The plugin also implements workflow optimizations based on empirical testing. The README explicitly notes that “asking for better names works better if you ask for an explanation of the function first.” This insight reveals an understanding of how LLMs build context: by first generating an explanation, the model creates a semantic understanding it can reference when suggesting variable names. Instead of renaming v7 to something generic like counter, it might suggest decryption_round_index after understanding the function performs AES decryption.
Hotkey support makes the workflow seamless: Ctrl+Alt+G explains the current function, Ctrl+Alt+K adds comments, and Ctrl+Alt+R renames variables. For malware analysts who spend entire days in IDA, these shortcuts eliminate the friction of switching between the decompiler and external AI tools.
The localization infrastructure is another technical highlight. Gepetto uses GNU gettext for internationalization, with a gepetto/locales directory containing .po files for different languages. You can set LANGUAGE = "fr_FR" in the config to get French-language explanations—critical for non-English-speaking reverse engineers who might struggle with technical English terminology in LLM outputs.
Gotcha
The most significant limitation is the hard dependency on IDA Pro version 7.6 or higher with the HexRays decompiler. This isn’t hobbyist software—IDA Pro requires a commercial license. If you’re using Ghidra, Binary Ninja, or Radare2, Gepetto won’t help you. The plugin is laser-focused on IDA’s ecosystem, with no plans for cross-platform support.
LLM API costs can accumulate surprisingly fast when analyzing binaries with hundreds of functions. OpenAI and other commercial providers charge per token, so deep analysis sessions can incur meaningful costs. Local models via Ollama or LM Studio avoid API costs but may sacrifice quality—smaller models can hallucinate incorrect explanations or suggest nonsensical variable names.
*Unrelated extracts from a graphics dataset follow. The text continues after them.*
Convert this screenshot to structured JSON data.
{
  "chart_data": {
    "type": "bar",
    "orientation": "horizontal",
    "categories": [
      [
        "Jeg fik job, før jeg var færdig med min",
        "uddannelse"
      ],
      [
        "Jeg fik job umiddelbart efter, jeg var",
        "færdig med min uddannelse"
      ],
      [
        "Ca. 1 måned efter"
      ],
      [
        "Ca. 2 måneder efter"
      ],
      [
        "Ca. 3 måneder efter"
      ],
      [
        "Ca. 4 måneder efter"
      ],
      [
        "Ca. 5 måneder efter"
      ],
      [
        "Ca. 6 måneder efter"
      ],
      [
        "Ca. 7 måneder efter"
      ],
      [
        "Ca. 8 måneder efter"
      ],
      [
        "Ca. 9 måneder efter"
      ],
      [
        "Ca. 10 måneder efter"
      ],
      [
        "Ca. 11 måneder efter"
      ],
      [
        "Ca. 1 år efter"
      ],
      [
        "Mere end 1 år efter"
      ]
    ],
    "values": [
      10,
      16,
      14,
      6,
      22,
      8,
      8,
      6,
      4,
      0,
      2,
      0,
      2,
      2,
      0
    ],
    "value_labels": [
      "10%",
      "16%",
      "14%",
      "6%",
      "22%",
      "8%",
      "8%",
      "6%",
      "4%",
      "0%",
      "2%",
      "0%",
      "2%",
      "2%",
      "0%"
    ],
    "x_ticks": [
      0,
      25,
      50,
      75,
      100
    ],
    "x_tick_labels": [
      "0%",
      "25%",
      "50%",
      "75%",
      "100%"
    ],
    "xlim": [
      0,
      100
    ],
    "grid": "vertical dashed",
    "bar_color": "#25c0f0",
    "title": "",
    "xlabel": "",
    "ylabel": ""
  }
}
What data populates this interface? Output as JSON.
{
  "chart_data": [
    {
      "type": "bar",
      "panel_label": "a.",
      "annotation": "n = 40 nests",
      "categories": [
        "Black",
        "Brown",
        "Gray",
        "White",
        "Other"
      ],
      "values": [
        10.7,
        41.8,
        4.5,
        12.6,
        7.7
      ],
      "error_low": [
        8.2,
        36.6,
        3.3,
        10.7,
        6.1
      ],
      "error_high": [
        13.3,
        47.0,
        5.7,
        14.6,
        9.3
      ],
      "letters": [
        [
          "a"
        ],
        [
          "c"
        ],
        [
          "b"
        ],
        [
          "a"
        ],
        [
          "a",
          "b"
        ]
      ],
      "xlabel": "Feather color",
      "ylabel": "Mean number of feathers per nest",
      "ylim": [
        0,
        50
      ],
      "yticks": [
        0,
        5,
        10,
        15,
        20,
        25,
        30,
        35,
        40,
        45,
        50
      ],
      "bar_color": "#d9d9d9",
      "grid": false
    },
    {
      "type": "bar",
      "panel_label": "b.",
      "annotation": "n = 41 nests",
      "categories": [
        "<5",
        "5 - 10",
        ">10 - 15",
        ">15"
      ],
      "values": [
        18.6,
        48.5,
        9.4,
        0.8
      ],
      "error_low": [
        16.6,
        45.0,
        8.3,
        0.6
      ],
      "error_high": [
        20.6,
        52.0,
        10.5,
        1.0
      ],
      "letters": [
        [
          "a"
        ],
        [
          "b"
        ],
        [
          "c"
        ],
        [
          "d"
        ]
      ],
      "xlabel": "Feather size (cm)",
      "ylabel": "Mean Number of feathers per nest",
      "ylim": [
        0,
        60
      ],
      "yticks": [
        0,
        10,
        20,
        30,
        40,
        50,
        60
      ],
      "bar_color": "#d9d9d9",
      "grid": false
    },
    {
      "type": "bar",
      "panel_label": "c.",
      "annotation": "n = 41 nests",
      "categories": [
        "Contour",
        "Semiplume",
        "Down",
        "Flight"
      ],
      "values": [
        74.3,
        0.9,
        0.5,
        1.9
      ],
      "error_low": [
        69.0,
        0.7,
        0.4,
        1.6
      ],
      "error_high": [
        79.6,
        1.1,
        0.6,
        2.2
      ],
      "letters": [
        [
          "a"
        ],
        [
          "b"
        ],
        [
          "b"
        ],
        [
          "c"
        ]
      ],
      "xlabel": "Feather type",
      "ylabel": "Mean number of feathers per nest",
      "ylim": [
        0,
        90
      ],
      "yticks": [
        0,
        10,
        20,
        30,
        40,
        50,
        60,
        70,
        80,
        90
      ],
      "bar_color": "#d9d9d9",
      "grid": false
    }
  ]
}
The inherent randomness of LLM outputs is another challenge. Run the same command twice, and you’ll get different explanations with varying levels of accuracy. The plugin includes no validation layer to verify the LLM’s claims. If the model confidently explains that a function performs RSA encryption when it’s actually AES, you need the expertise to catch that mistake. Gepetto is an assistant, not an oracle—blindly trusting its output in a security-critical context is dangerous.
Verdict
Use Gepetto if you’re a professional reverse engineer or malware analyst with an IDA Pro license who regularly encounters unfamiliar or obfuscated code. The plugin excels at accelerating initial comprehension: even imperfect AI explanations provide starting points that save hours of manual analysis, and the variable renaming feature can transform inscrutable pseudocode into readable logic. If your workflow already involves IDA and you’re comfortable critically evaluating LLM outputs, Gepetto is a force multiplier. Skip it if you’re using free tools like Ghidra (no support), working with well-documented or familiar codebases where naming conventions are already clear, or if you’re uncomfortable with AI-generated analysis that occasionally hallucinates. Also skip if the IDA Pro license cost is prohibitive—there’s no free tier or alternative for hobbyists. For professional threat researchers analyzing APTs or ransomware where speed matters and false leads are acceptable, Gepetto is transformative. For everyone else, the cost-benefit math doesn’t work.